From the standpoint of a debtor, it’s easy to see the advantage of an escape clause. If their customer cancels the order or never pays for the machinery, they don’t have to pay you. You end up taking on a huge risk that you can’t control. You’ve shipped a valuable product to your customer, your customer used it (sold it to their customer), and you still can’t get paid because your customer hasn't been paid.
When you’re negotiating contract terms with a buyer, particularly if the buyer has presented you with its own form contract, watch carefully for any debtor escape clauses like the one just mentioned.
Remember to read contracts before entering into them. Some contracts contain provisions that you may not like. Before you sign you can renegotiate their terms or, if not possible, you can refuse to enter into the contract. Sure, you can just go along with the contract and hope for the best, but that approach has a way of sometimes blowing up in your face.
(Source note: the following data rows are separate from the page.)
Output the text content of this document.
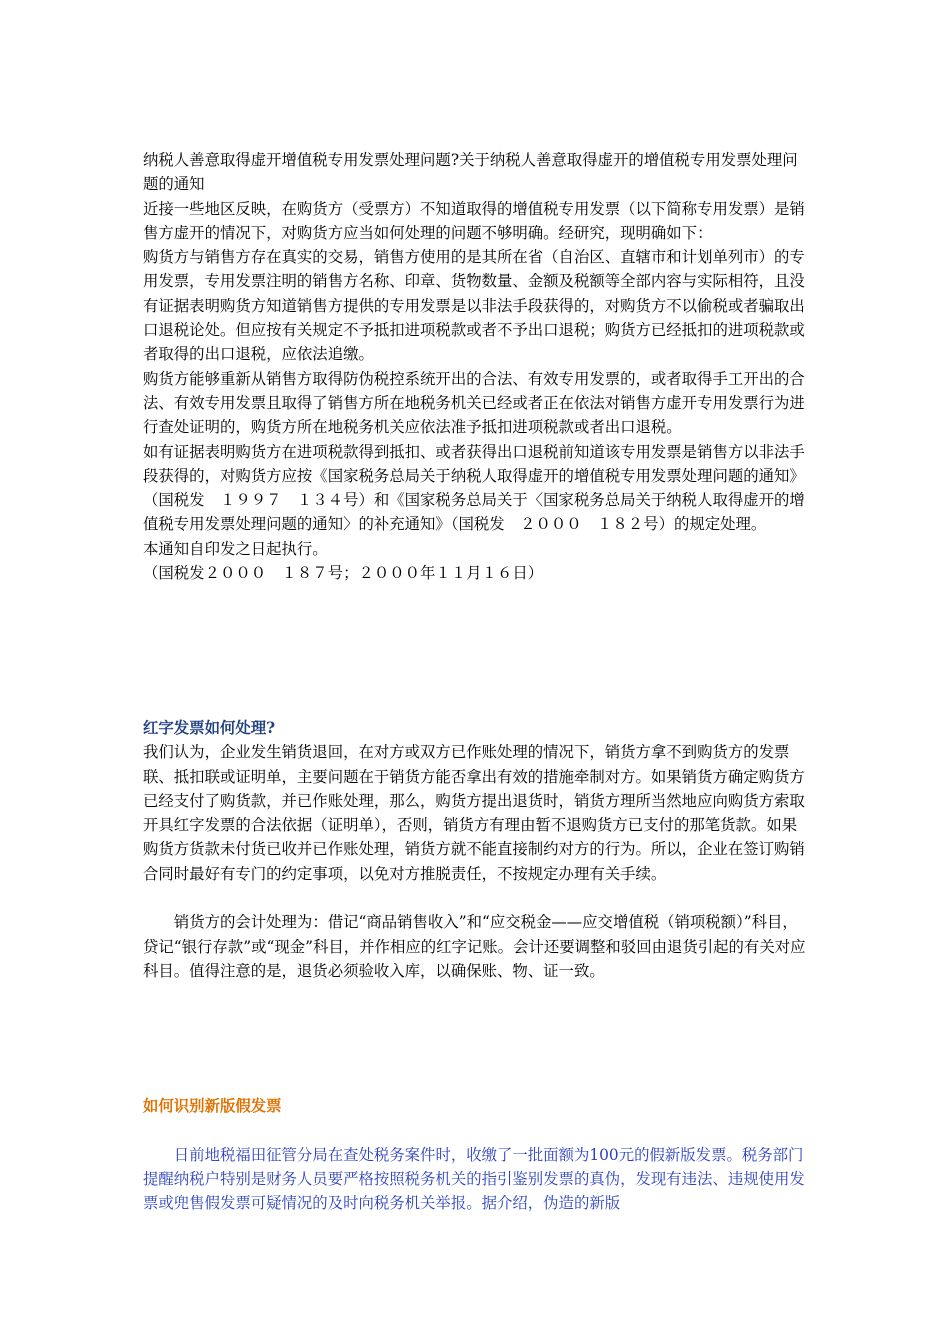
纳税人善意取得虚开增值税专用发票处理问题?关于纳税人善意取得虚开的增值税专用发票处理问题的通知

近接一些地区反映，在购货方（受票方）不知道取得的增值税专用发票（以下简称专用发票）是销售方虚开的情况下，对购货方应当如何处理的问题不够明确。经研究，现明确如下：

购货方与销售方存在真实的交易，销售方使用的是其所在省（自治区、直辖市和计划单列市）的专用发票，专用发票注明的销售方名称、印章、货物数量、金额及税额等全部内容与实际相符，且没有证据表明购货方知道销售方提供的专用发票是以非法手段获得的，对购货方不以偷税或者骗取出口退税论处。但应按有关规定不予抵扣进项税款或者不予出口退税；购货方已经抵扣的进项税款或者取得的出口退税，应依法追缴。

购货方能够重新从销售方取得防伪税控系统开出的合法、有效专用发票的，或者取得手工开出的合法、有效专用发票且取得了销售方所在地税务机关已经或者正在依法对销售方虚开专用发票行为进行查处证明的，购货方所在地税务机关应依法准予抵扣进项税款或者出口退税。

如有证据表明购货方在进项税款得到抵扣、或者获得出口退税前知道该专用发票是销售方以非法手段获得的，对购货方应按《国家税务总局关于纳税人取得虚开的增值税专用发票处理问题的通知》（国税发　１９９７　１３４号）和《国家税务总局关于〈国家税务总局关于纳税人取得虚开的增值税专用发票处理问题的通知〉的补充通知》（国税发　２０００　１８２号）的规定处理。

本通知自印发之日起执行。

（国税发２０００　１８７号；２０００年１１月１６日）

红字发票如何处理?

我们认为，企业发生销货退回，在对方或双方已作账处理的情况下，销货方拿不到购货方的发票联、抵扣联或证明单，主要问题在于销货方能否拿出有效的措施牵制对方。如果销货方确定购货方已经支付了购货款，并已作账处理，那么，购货方提出退货时，销货方理所当然地应向购货方索取开具红字发票的合法依据（证明单），否则，销货方有理由暂不退购货方已支付的那笔货款。如果购货方货款未付货已收并已作账处理，销货方就不能直接制约对方的行为。所以，企业在签订购销合同时最好有专门的约定事项，以免对方推脱责任，不按规定办理有关手续。

销货方的会计处理为：借记“商品销售收入”和“应交税金——应交增值税（销项税额）”科目，贷记“银行存款”或“现金”科目，并作相应的红字记账。会计还要调整和驳回由退货引起的有关对应科目。值得注意的是，退货必须验收入库，以确保账、物、证一致。

如何识别新版假发票

日前地税福田征管分局在查处税务案件时，收缴了一批面额为100元的假新版发票。税务部门提醒纳税户特别是财务人员要严格按照税务机关的指引鉴别发票的真伪，发现有违法、违规使用发票或兜售假发票可疑情况的及时向税务机关举报。据介绍，伪造的新版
Another example is an arbitration clause in a contract. While it may be a good idea in many circumstances, arbitration clauses are not particularly helpful in many ordinary collection cases as they result in more costs than a routine collection case and the creditor still has to file the matter in court to have the arbitration award accepted as a final order of judgment, required to enforce collection via garnishment or other forms of court-ordered collection. For example, a $30,000 collection case could easily cost $3000 to arbitrate, whereas an ordinary collection law suit may only cost a few hundred dollars to file and serve. Of course, this decision should be made on a case by case basis after consulting with an attorney as there are distinct advantages and disadvantages to each.